What causes vaginal ulcers?

What causes vaginal ulcers?

If there is genital ulceration, then you should pay attention to what disease is causing it. Common vaginitis or herpes virus infection may show these symptoms. At the same time, there will also be symptoms of vaginal edema and congestion, as well as unbearable itching and increased secretions.

(1) Nonspecific vulvitis: Ulcers often occur after scratching, and may be accompanied by symptoms such as low fever and fatigue, and severe local pain. The ulcers are superficial, few in number, and have obvious inflammation around them.
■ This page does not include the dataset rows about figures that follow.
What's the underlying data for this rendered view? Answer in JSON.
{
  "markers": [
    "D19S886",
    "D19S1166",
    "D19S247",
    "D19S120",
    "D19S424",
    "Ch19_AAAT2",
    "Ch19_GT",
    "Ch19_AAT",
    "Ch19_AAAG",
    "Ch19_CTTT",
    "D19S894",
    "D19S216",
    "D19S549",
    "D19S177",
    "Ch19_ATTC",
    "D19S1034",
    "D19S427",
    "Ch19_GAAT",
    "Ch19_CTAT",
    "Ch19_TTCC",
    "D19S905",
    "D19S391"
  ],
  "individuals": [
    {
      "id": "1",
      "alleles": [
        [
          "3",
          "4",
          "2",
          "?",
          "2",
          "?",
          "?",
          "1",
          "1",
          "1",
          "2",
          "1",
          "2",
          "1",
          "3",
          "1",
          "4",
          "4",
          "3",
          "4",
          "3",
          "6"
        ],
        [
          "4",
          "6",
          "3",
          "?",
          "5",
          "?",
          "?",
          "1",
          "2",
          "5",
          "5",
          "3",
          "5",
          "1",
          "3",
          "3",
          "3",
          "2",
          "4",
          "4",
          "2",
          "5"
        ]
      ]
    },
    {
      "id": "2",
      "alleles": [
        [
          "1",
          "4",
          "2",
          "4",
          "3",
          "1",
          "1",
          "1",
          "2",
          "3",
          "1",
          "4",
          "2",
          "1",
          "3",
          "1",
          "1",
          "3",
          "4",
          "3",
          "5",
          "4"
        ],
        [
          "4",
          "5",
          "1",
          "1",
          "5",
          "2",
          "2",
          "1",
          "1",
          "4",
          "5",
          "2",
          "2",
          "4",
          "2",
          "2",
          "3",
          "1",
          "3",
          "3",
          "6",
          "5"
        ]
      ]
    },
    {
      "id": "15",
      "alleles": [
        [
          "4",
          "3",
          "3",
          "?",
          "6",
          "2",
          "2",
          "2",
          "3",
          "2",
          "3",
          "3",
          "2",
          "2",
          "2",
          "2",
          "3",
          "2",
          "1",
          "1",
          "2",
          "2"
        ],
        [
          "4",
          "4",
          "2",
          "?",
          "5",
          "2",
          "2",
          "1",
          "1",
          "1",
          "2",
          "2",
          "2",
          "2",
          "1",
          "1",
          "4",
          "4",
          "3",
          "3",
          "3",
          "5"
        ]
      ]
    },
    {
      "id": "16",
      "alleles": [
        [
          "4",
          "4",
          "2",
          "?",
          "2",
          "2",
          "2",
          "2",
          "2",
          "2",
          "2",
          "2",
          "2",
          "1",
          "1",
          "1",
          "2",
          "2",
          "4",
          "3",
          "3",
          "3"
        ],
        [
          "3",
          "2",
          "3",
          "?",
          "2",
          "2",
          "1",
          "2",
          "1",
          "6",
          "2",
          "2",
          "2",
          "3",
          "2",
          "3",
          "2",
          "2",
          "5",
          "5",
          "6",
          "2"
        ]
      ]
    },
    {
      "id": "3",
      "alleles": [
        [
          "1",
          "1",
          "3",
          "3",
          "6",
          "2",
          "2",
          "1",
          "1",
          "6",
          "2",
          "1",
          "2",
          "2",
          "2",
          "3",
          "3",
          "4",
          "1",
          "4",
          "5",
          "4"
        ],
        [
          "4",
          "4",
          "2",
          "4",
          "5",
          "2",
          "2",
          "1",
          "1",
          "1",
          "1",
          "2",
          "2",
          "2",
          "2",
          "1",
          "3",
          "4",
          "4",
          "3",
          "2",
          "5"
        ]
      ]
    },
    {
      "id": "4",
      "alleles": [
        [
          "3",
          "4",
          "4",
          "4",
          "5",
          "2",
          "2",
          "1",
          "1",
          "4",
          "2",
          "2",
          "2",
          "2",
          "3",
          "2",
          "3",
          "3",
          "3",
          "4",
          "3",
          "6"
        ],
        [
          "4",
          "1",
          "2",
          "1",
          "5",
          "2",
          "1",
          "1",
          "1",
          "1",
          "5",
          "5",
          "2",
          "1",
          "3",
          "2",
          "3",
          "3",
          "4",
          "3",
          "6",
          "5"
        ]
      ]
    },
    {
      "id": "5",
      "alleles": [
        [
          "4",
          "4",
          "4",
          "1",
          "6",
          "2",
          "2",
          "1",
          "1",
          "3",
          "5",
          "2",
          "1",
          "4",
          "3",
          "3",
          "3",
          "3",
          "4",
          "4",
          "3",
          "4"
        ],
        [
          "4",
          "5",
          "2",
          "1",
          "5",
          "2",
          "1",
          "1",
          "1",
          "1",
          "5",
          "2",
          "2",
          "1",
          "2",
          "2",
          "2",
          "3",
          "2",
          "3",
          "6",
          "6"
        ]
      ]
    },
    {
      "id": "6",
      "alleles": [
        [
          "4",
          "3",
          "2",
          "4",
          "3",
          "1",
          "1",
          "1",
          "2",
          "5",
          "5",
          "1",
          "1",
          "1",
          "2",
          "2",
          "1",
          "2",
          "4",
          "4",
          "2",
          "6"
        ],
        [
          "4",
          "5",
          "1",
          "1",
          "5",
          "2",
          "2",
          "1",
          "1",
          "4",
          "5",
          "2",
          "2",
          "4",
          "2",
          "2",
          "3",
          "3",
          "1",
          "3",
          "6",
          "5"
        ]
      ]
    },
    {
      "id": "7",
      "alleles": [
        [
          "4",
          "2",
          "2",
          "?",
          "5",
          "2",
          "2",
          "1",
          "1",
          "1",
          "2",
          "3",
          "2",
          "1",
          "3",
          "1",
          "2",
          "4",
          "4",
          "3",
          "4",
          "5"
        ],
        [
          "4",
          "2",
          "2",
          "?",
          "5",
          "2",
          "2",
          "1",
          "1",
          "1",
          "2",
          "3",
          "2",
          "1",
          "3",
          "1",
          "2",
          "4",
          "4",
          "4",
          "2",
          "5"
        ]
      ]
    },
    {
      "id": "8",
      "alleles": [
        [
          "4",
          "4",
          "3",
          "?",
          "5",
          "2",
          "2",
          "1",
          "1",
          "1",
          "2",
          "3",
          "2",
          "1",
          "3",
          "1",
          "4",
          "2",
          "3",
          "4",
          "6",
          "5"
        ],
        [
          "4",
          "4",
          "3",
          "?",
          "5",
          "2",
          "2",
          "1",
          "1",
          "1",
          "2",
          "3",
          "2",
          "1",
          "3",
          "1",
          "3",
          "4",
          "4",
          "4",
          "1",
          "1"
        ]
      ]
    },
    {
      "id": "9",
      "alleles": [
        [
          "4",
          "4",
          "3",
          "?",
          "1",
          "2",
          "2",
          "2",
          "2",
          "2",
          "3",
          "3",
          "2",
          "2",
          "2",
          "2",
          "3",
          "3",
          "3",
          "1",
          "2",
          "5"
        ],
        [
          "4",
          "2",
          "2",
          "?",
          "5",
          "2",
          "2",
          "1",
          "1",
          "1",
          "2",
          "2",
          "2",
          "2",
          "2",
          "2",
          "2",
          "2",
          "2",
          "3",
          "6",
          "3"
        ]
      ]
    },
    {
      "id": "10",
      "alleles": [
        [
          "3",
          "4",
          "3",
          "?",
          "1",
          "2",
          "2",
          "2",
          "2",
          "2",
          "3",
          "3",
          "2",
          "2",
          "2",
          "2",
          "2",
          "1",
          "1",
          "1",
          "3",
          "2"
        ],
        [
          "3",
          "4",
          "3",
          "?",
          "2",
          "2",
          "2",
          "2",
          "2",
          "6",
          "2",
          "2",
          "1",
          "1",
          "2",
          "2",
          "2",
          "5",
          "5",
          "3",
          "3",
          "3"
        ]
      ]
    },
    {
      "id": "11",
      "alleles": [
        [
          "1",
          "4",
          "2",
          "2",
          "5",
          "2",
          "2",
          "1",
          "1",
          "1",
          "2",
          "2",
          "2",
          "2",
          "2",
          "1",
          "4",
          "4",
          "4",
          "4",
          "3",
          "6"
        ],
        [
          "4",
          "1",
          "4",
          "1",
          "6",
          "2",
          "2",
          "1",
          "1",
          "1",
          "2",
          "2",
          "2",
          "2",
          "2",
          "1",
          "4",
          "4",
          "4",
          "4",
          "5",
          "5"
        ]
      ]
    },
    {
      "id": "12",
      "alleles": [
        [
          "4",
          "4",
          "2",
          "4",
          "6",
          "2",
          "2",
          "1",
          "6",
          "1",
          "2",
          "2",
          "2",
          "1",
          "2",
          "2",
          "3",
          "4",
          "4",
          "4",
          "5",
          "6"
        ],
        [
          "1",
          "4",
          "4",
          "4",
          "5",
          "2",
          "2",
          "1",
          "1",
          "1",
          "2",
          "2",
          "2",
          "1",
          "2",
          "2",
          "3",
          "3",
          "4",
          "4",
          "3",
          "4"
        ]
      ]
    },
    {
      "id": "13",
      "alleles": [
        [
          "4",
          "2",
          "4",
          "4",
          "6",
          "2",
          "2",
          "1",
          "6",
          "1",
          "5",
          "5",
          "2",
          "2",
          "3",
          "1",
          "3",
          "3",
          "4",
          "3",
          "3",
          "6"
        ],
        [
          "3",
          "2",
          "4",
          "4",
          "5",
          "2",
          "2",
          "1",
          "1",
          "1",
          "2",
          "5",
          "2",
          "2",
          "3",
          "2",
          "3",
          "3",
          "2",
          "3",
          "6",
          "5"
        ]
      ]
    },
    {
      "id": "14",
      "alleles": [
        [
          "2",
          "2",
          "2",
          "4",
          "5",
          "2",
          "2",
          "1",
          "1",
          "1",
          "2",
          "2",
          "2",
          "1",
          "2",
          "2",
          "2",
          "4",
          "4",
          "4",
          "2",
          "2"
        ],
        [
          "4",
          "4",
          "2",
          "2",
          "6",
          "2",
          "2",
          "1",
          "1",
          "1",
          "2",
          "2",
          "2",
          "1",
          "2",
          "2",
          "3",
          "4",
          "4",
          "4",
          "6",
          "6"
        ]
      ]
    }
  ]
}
(2) Herpes virus infection: acute onset. After contact with the source of herpes simplex virus infection, there is generally an incubation period of 2 to 7 days, followed by fever, malaise, swollen inguinal lymph nodes and herpes. Initially, there are multiple herpes, which then break and become superficial multiple ulcers with severe pain. Ulcers often affect the labia minora, especially on their inner surface, and more than 50% to 80% of cases involve the vagina, urethra, and cervix. The ulcers vary in size, with a gray-yellow base, slightly raised edges, and high levels of congestion and edema. Ulcers usually heal spontaneously within 1 to 2 weeks but often recur. Because the herpes simplex virus affects the vagina, urethra, etc., patients often have a lot of leucorrhea. The leucorrhea is initially transparent serous, then becomes turbid thin pus, and finally becomes yellow purulent leucorrhea due to bacterial infection, accompanied by urinary system symptoms: such as urgency and difficulty urinating.
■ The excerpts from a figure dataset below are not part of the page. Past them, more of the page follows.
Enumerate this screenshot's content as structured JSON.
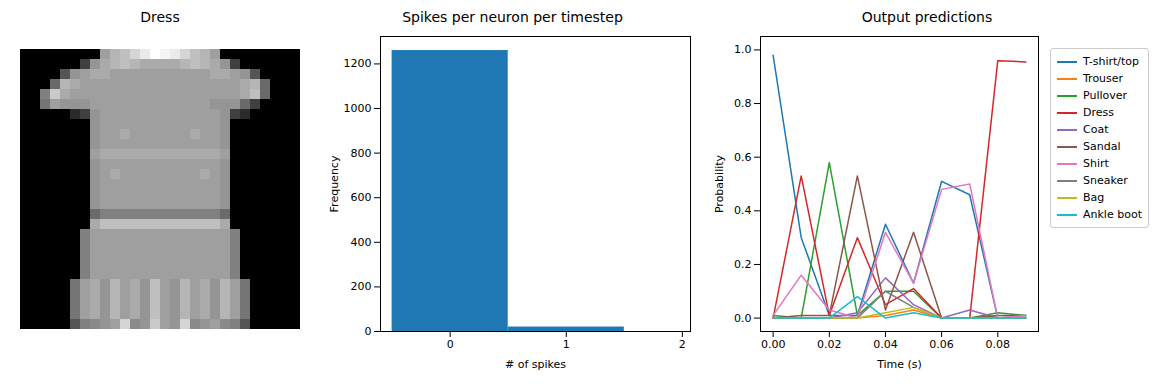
{
  "chart_data": [
    {
      "type": "image",
      "title": "Dress",
      "tick_labels": false,
      "pixels": [
        [
          0,
          0,
          0,
          0,
          0,
          0,
          0,
          0,
          150,
          170,
          180,
          200,
          220,
          240,
          230,
          220,
          200,
          180,
          170,
          150,
          0,
          0,
          0,
          0,
          0,
          0,
          0,
          0
        ],
        [
          0,
          0,
          0,
          0,
          0,
          0,
          60,
          140,
          160,
          170,
          180,
          170,
          160,
          160,
          160,
          160,
          170,
          180,
          170,
          160,
          140,
          60,
          0,
          0,
          0,
          0,
          0,
          0
        ],
        [
          0,
          0,
          0,
          0,
          80,
          140,
          150,
          160,
          160,
          150,
          150,
          150,
          150,
          150,
          150,
          150,
          150,
          150,
          150,
          160,
          160,
          150,
          140,
          80,
          0,
          0,
          0,
          0
        ],
        [
          0,
          0,
          0,
          100,
          170,
          160,
          150,
          150,
          150,
          150,
          150,
          150,
          150,
          150,
          150,
          150,
          150,
          150,
          150,
          150,
          150,
          150,
          160,
          170,
          100,
          0,
          0,
          0
        ],
        [
          0,
          0,
          120,
          190,
          160,
          150,
          150,
          150,
          150,
          150,
          150,
          150,
          150,
          150,
          150,
          150,
          150,
          150,
          150,
          150,
          150,
          150,
          160,
          180,
          100,
          0,
          0,
          0
        ],
        [
          0,
          0,
          110,
          150,
          140,
          140,
          140,
          150,
          150,
          150,
          150,
          150,
          150,
          150,
          150,
          150,
          150,
          150,
          150,
          140,
          140,
          140,
          100,
          60,
          0,
          0,
          0,
          0
        ],
        [
          0,
          0,
          0,
          0,
          0,
          40,
          60,
          140,
          150,
          150,
          150,
          150,
          150,
          150,
          150,
          150,
          150,
          150,
          150,
          150,
          140,
          60,
          40,
          0,
          0,
          0,
          0,
          0
        ],
        [
          0,
          0,
          0,
          0,
          0,
          0,
          0,
          140,
          150,
          150,
          150,
          150,
          150,
          150,
          150,
          150,
          150,
          150,
          150,
          150,
          140,
          0,
          0,
          0,
          0,
          0,
          0,
          0
        ],
        [
          0,
          0,
          0,
          0,
          0,
          0,
          0,
          140,
          150,
          150,
          160,
          150,
          150,
          150,
          150,
          150,
          150,
          160,
          150,
          150,
          140,
          0,
          0,
          0,
          0,
          0,
          0,
          0
        ],
        [
          0,
          0,
          0,
          0,
          0,
          0,
          0,
          140,
          150,
          150,
          150,
          150,
          150,
          150,
          150,
          150,
          150,
          150,
          150,
          150,
          140,
          0,
          0,
          0,
          0,
          0,
          0,
          0
        ],
        [
          0,
          0,
          0,
          0,
          0,
          0,
          0,
          150,
          160,
          160,
          160,
          160,
          160,
          160,
          160,
          160,
          160,
          160,
          160,
          160,
          150,
          0,
          0,
          0,
          0,
          0,
          0,
          0
        ],
        [
          0,
          0,
          0,
          0,
          0,
          0,
          0,
          140,
          150,
          150,
          150,
          150,
          150,
          150,
          150,
          150,
          150,
          150,
          150,
          150,
          140,
          0,
          0,
          0,
          0,
          0,
          0,
          0
        ],
        [
          0,
          0,
          0,
          0,
          0,
          0,
          0,
          140,
          150,
          160,
          150,
          150,
          150,
          150,
          150,
          150,
          150,
          150,
          160,
          150,
          140,
          0,
          0,
          0,
          0,
          0,
          0,
          0
        ],
        [
          0,
          0,
          0,
          0,
          0,
          0,
          0,
          140,
          150,
          150,
          150,
          150,
          150,
          150,
          150,
          150,
          150,
          150,
          150,
          150,
          140,
          0,
          0,
          0,
          0,
          0,
          0,
          0
        ],
        [
          0,
          0,
          0,
          0,
          0,
          0,
          0,
          140,
          150,
          150,
          150,
          150,
          150,
          150,
          150,
          150,
          150,
          150,
          150,
          150,
          140,
          0,
          0,
          0,
          0,
          0,
          0,
          0
        ],
        [
          0,
          0,
          0,
          0,
          0,
          0,
          0,
          140,
          150,
          150,
          150,
          150,
          150,
          150,
          150,
          150,
          150,
          150,
          150,
          150,
          140,
          0,
          0,
          0,
          0,
          0,
          0,
          0
        ],
        [
          0,
          0,
          0,
          0,
          0,
          0,
          0,
          100,
          120,
          120,
          120,
          120,
          120,
          120,
          120,
          120,
          120,
          120,
          120,
          120,
          100,
          0,
          0,
          0,
          0,
          0,
          0,
          0
        ],
        [
          0,
          0,
          0,
          0,
          0,
          0,
          0,
          160,
          180,
          180,
          180,
          180,
          180,
          180,
          180,
          180,
          180,
          180,
          180,
          180,
          160,
          0,
          0,
          0,
          0,
          0,
          0,
          0
        ],
        [
          0,
          0,
          0,
          0,
          0,
          0,
          120,
          150,
          150,
          150,
          150,
          150,
          150,
          150,
          150,
          150,
          150,
          150,
          150,
          150,
          150,
          120,
          0,
          0,
          0,
          0,
          0,
          0
        ],
        [
          0,
          0,
          0,
          0,
          0,
          0,
          120,
          150,
          150,
          150,
          150,
          150,
          150,
          150,
          150,
          150,
          150,
          150,
          150,
          150,
          150,
          120,
          0,
          0,
          0,
          0,
          0,
          0
        ],
        [
          0,
          0,
          0,
          0,
          0,
          0,
          120,
          150,
          150,
          150,
          150,
          150,
          150,
          150,
          150,
          150,
          150,
          150,
          150,
          150,
          150,
          120,
          0,
          0,
          0,
          0,
          0,
          0
        ],
        [
          0,
          0,
          0,
          0,
          0,
          0,
          120,
          150,
          150,
          150,
          150,
          150,
          150,
          150,
          150,
          150,
          150,
          150,
          150,
          150,
          150,
          120,
          0,
          0,
          0,
          0,
          0,
          0
        ],
        [
          0,
          0,
          0,
          0,
          0,
          0,
          120,
          150,
          150,
          150,
          150,
          150,
          150,
          150,
          150,
          150,
          150,
          150,
          150,
          150,
          150,
          120,
          0,
          0,
          0,
          0,
          0,
          0
        ],
        [
          0,
          0,
          0,
          0,
          0,
          110,
          150,
          160,
          140,
          170,
          150,
          160,
          140,
          180,
          150,
          140,
          170,
          150,
          160,
          140,
          170,
          150,
          110,
          0,
          0,
          0,
          0,
          0
        ],
        [
          0,
          0,
          0,
          0,
          0,
          110,
          150,
          160,
          140,
          170,
          150,
          160,
          140,
          180,
          150,
          140,
          170,
          150,
          160,
          140,
          170,
          150,
          110,
          0,
          0,
          0,
          0,
          0
        ],
        [
          0,
          0,
          0,
          0,
          0,
          110,
          150,
          160,
          140,
          170,
          150,
          160,
          140,
          180,
          150,
          140,
          170,
          150,
          160,
          140,
          170,
          150,
          110,
          0,
          0,
          0,
          0,
          0
        ],
        [
          0,
          0,
          0,
          0,
          0,
          110,
          150,
          160,
          140,
          170,
          150,
          160,
          140,
          180,
          150,
          140,
          170,
          150,
          160,
          140,
          170,
          150,
          110,
          0,
          0,
          0,
          0,
          0
        ],
        [
          0,
          0,
          0,
          0,
          0,
          80,
          120,
          130,
          140,
          150,
          200,
          130,
          140,
          190,
          150,
          140,
          200,
          130,
          140,
          150,
          130,
          120,
          80,
          0,
          0,
          0,
          0,
          0
        ]
      ]
    },
    {
      "type": "histogram",
      "title": "Spikes per neuron per timestep",
      "x_label": "# of spikes",
      "y_label": "Frequency",
      "bins": [
        -0.5,
        0.5,
        1.5
      ],
      "counts": [
        1260,
        20
      ],
      "color": "#1f77b4",
      "xlim": [
        -0.6,
        2.07
      ],
      "xticks": [
        0,
        1,
        2
      ],
      "ylim": [
        0,
        1323
      ],
      "yticks": [
        0,
        200,
        400,
        600,
        800,
        1000,
        1200
      ]
    },
    {
      "type": "line",
      "title": "Output predictions",
      "x_label": "Time (s)",
      "y_label": "Probability",
      "legend": "right",
      "x": [
        0,
        0.01,
        0.02,
        0.03,
        0.04,
        0.05,
        0.06,
        0.07,
        0.08,
        0.09
      ],
      "xlim": [
        -0.0045,
        0.0945
      ],
      "xticks": [
        {
          "value": 0,
          "label": "0.00"
        },
        {
          "value": 0.02,
          "label": "0.02"
        },
        {
          "value": 0.04,
          "label": "0.04"
        },
        {
          "value": 0.06,
          "label": "0.06"
        },
        {
          "value": 0.08,
          "label": "0.08"
        }
      ],
      "ylim": [
        -0.05,
        1.05
      ],
      "yticks": [
        {
          "value": 0,
          "label": "0.0"
        },
        {
          "value": 0.2,
          "label": "0.2"
        },
        {
          "value": 0.4,
          "label": "0.4"
        },
        {
          "value": 0.6,
          "label": "0.6"
        },
        {
          "value": 0.8,
          "label": "0.8"
        },
        {
          "value": 1,
          "label": "1.0"
        }
      ],
      "series": [
        {
          "name": "T-shirt/top",
          "color": "#1f77b4",
          "values": [
            0.98,
            0.3,
            0.01,
            0.01,
            0.35,
            0.13,
            0.51,
            0.46,
            0.0,
            0.0
          ]
        },
        {
          "name": "Trouser",
          "color": "#ff7f0e",
          "values": [
            0.0,
            0.0,
            0.0,
            0.0,
            0.01,
            0.03,
            0.0,
            0.0,
            0.0,
            0.0
          ]
        },
        {
          "name": "Pullover",
          "color": "#2ca02c",
          "values": [
            0.01,
            0.0,
            0.58,
            0.01,
            0.1,
            0.1,
            0.0,
            0.0,
            0.02,
            0.01
          ]
        },
        {
          "name": "Dress",
          "color": "#d62728",
          "values": [
            0.0,
            0.53,
            0.01,
            0.3,
            0.05,
            0.11,
            0.0,
            0.0,
            0.96,
            0.955
          ]
        },
        {
          "name": "Coat",
          "color": "#9467bd",
          "values": [
            0.0,
            0.0,
            0.0,
            0.02,
            0.15,
            0.05,
            0.0,
            0.03,
            0.0,
            0.01
          ]
        },
        {
          "name": "Sandal",
          "color": "#8c564b",
          "values": [
            0.0,
            0.01,
            0.01,
            0.53,
            0.03,
            0.32,
            0.0,
            0.0,
            0.01,
            0.01
          ]
        },
        {
          "name": "Shirt",
          "color": "#e377c2",
          "values": [
            0.01,
            0.16,
            0.03,
            0.0,
            0.32,
            0.13,
            0.48,
            0.5,
            0.0,
            0.01
          ]
        },
        {
          "name": "Sneaker",
          "color": "#7f7f7f",
          "values": [
            0.0,
            0.0,
            0.0,
            0.0,
            0.1,
            0.04,
            0.0,
            0.0,
            0.0,
            0.0
          ]
        },
        {
          "name": "Bag",
          "color": "#bcbd22",
          "values": [
            0.0,
            0.0,
            0.0,
            0.0,
            0.02,
            0.04,
            0.0,
            0.0,
            0.0,
            0.0
          ]
        },
        {
          "name": "Ankle boot",
          "color": "#17becf",
          "values": [
            0.0,
            0.0,
            0.0,
            0.08,
            0.0,
            0.02,
            0.0,
            0.0,
            0.0,
            0.0
          ]
        }
      ]
    }
  ]
}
(3) Behçet's disease: Acute vulvar ulcers are common in Behçet's disease, also known as oculo-oral-genital syndrome. In the past, acute vulvar ulcers were considered to be benign ulcers caused by large rod-shaped bacteria and non-contact infection. It is now generally believed that acute vulvar ulcers are a development stage of Behcet's disease, which may occur simultaneously or successively with eye and oral lesions. Ulcers can occur widely in various parts of the vulva, but are most common on the inner and outer sides of the labia minora and the vestibule of the vagina. The onset is acute and relapses are common. Clinically, it is divided into three types, which can exist alone or in combination, with the gangrenous type being the most serious.
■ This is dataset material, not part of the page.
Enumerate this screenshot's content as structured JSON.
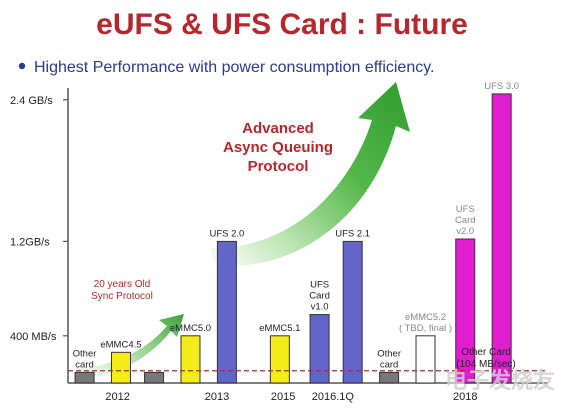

① Gangrenous type: Usually systemic symptoms occur first, such as fever and fatigue. The lesion area is significantly red and swollen, the ulcer edges are irregular, there is a digging phenomenon, and the local pain is severe. The surface of the ulcer is covered with a large amount of pus, or a dirty yellow to gray-black necrotic pseudomembrane, and after removal, an uneven base can be seen. The lesion progresses rapidly and can cause defects in the labia minora, which appear similar to vulvar cancer, but the edges and base are soft and non-infiltrated.

② Chancroid type: more common. Generally, the symptoms are mild and the disease progresses slowly. The ulcers are more numerous and shallower. The area around the ulcer is red and swollen, and the edges are irregular. There may also be excavation. It usually heals within a few weeks, but new ulcers often appear near the old lesions while they are healing.